The zest of the second hall is the church pews in the centre. At the same time, the accents are made on the olive tree and the three kiots (a kiot is a niche traditionally housing icons of saints). Since the Italian cuisine has its own holy trinity – wine, olive oil and thyme – we placed them in the niches. The drinking fountains, common in Italian cities, took the form of a wine cooler in the first hall and a sink in the rest room area. Since Italy is famous for its wines, we couldn't do without the wine cellar which is effectually positioned in the under-staircase space. Owing to the light colour play and the mirrors on the walls, we were able to visually flatten the geometry of the cellar.
In addition to introducing the Italian flair, one of the main objectives was to transform the existing dark space of the basement into a well-lit airy space that would not oppress the visitor.

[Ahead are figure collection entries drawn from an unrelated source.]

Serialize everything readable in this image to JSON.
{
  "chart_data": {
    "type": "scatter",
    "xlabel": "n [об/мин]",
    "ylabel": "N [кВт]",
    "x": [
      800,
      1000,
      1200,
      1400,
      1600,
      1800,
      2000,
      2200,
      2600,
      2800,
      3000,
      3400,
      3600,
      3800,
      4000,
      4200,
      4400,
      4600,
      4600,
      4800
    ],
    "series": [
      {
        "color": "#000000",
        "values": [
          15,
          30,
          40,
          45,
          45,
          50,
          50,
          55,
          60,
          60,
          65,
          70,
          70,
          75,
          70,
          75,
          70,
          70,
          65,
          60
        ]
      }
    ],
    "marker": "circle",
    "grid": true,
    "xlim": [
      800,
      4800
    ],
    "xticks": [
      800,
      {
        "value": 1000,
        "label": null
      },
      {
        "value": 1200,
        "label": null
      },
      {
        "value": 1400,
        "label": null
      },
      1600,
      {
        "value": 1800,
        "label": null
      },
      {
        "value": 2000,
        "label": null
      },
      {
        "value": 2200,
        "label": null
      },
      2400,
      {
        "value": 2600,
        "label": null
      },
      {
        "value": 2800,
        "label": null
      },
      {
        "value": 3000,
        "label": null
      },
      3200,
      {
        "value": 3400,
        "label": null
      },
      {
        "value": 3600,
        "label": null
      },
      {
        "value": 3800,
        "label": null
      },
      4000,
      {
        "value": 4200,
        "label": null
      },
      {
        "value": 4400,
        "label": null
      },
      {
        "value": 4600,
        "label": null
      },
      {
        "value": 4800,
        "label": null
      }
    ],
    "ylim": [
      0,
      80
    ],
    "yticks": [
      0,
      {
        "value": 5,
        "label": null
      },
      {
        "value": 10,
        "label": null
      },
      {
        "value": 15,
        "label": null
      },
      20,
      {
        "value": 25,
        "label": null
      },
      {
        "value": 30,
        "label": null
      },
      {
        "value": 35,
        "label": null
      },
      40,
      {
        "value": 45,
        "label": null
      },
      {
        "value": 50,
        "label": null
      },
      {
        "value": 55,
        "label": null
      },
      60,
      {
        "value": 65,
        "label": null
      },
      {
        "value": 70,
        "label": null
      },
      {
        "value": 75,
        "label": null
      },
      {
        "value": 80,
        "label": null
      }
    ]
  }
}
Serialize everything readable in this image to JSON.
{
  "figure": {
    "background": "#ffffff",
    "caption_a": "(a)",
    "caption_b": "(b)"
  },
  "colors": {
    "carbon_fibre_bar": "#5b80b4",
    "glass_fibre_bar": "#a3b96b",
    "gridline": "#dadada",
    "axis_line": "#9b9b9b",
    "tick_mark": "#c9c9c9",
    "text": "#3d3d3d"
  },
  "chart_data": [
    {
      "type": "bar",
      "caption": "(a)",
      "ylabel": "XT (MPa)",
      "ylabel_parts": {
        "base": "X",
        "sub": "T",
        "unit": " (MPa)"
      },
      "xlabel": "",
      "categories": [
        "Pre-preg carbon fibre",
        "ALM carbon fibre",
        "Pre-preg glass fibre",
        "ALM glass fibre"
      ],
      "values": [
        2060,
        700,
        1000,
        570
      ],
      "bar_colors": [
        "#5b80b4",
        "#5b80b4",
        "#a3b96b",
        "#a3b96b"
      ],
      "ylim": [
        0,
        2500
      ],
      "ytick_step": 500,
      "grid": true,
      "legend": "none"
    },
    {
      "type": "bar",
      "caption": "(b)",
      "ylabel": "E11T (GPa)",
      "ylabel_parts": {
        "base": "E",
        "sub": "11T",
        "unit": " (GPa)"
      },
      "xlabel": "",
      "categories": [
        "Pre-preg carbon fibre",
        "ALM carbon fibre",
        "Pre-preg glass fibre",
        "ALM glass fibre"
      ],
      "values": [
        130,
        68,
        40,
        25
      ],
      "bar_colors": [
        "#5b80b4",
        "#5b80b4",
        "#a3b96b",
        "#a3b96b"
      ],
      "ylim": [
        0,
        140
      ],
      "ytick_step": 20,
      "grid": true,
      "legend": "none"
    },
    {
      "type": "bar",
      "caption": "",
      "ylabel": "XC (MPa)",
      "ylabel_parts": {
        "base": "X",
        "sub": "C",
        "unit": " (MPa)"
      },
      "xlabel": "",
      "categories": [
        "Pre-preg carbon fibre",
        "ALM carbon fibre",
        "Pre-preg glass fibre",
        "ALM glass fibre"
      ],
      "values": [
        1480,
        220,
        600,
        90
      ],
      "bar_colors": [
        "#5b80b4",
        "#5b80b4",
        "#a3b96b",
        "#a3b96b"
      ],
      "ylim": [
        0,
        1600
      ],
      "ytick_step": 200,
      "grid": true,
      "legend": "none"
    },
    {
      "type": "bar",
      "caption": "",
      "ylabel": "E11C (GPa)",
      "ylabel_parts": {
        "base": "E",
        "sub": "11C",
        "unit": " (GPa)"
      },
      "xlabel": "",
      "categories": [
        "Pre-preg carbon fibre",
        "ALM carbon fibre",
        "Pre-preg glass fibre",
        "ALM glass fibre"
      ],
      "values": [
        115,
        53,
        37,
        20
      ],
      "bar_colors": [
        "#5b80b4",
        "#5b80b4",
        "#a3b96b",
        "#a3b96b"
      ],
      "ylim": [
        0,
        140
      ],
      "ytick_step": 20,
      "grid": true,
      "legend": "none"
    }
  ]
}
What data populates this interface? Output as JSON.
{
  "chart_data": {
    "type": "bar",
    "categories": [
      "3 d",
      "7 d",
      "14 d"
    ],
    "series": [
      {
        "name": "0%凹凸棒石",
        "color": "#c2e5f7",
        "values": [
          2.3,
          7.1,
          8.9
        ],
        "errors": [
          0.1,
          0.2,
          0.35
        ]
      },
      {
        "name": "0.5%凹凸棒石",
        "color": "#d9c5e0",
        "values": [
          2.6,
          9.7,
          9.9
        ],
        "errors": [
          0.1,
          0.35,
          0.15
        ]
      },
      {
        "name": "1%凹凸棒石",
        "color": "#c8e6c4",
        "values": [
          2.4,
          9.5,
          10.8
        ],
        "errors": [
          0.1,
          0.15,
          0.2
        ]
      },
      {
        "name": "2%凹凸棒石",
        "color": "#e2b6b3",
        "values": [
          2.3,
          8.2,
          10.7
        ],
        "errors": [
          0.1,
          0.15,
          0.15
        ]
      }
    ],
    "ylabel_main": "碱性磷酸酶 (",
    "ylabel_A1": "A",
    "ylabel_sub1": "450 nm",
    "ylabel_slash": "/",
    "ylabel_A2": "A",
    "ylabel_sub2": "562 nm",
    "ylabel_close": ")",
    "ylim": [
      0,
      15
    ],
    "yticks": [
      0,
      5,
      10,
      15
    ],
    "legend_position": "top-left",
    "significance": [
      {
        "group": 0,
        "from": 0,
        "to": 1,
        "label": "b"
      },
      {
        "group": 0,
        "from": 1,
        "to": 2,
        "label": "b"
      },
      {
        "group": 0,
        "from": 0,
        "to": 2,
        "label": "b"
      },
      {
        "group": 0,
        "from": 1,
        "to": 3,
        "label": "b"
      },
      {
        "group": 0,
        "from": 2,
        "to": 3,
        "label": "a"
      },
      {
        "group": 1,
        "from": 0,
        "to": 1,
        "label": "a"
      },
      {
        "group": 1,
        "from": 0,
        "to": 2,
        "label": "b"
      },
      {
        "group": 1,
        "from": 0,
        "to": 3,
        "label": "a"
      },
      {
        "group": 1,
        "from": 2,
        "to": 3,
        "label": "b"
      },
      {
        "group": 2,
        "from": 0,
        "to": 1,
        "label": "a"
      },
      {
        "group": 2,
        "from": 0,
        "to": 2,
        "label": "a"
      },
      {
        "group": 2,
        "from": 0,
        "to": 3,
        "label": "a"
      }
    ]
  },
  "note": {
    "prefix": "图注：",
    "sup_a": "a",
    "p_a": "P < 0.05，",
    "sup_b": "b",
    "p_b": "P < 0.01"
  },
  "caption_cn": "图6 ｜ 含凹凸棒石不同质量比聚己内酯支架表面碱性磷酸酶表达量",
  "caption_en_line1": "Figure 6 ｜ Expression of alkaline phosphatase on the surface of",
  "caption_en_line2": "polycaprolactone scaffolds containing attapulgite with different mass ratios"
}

The task seemed very difficult, even impossible at some point. The main architectural device in working with the interior space was the vaulted ceiling. Not only it refers one to church architecture, but erases the boundary between the ceiling and the walls, while maintaining the height of the hall to a maximum extent. At the same time, the domed ceiling hides a large number of engineering networks. By applying divergence of window jambs, we were able to let as much light into the hall as possible, make it more airy. This technique is traditionally used in churches.
We wanted to create a very pure and minimalistic look, using expressive media to the slightest extent. This is why we used only three basic materials: travertine, which is often found in paving of Italian streets, wood for the furniture and wall panels, and light-colour plaster as the main material for the walls. All this helped us to convey the image of Italy. The development of the entrance area was a separate project. We were able to come up with an interesting shape and texture. It is a kind of manhole made of a single piece of rock, which refers one back to the first hermit-monks’ grottoes and rupestrian churches. A notable element, much loved by all the guests, is a curved mirror deeply recessed in the supporting wall. This is our silent hostess that welcomes and sees you off.
Owing to the meticulous approach to design, great attention to detail and well-thought-out sections of the space, we were able to realise the original idea and create a minimalistic Italian “food temple” where you can always witness the mystery of pasta making and take its warmth back home.